Zum Jubiläum drehte der Verein doch etwas auf. Menuhins Tochter, Zamira Menuhin-Benthall , war eigens aus London gekommen – nicht allein, um den Verein zu beglückwünschen, sondern auch, um daran zu erinnern, dass ihr Vater dem musikalischen Berlin besonders verbunden war. Das Programmheft hatte schon etwas von einer kleinen Festschrift – mit Grußworten ebenso von Daniel Barenboim wie von Klaus Wowereit und eindrucksvollen Arbeitszeugnissen. Und mit dem Klavierduo Mona und Rica Bard gab es den Auftritt zweier junger Damen, die zugleich mit Brillanz und vierhändig gemüthaftem Musizieren beeindruckten.

Vor allem war da Thomas Quasthoff . Der kam, sang und siegte – weil er in sympathischer Direktheit für den Verein warb und zugleich, zusammen mit dem glänzenden amerikanischen Pianisten Gabriel Kahane , einen anderen Quasthoff vorführte.
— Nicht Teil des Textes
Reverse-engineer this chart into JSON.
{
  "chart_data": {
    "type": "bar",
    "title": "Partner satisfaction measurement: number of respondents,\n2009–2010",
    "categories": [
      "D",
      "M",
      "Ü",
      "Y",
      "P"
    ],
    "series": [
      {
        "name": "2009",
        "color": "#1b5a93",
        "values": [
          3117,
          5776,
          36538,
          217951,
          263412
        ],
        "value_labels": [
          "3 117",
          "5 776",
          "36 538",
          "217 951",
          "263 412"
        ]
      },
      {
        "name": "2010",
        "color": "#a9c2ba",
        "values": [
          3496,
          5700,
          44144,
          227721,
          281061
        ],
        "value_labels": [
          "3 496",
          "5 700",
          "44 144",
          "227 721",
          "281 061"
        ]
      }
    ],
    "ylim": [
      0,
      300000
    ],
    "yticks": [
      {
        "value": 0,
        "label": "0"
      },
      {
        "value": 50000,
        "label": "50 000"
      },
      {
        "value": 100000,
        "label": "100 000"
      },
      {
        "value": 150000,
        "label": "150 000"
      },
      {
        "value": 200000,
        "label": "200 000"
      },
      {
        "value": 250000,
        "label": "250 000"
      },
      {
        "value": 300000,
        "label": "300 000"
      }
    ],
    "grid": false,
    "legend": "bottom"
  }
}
Der überraschte manchen, als ein hinreißender Sänger, der zwischen American Song und Jazz spielt, witzig konferiert und sich überhaupt als Spaßvogel erweist. Selten hat man ihn so strahlend vergnügt gesehen, selten so zwerchfell-schwingende Evergreens oder einen so ironisch originellen Macky-Messer-Verschnitt gehört. Wäre es im Kammermusiksaal üblich, auf den Stühlen zu stehen – das Publikum hätte es getan. Rdh.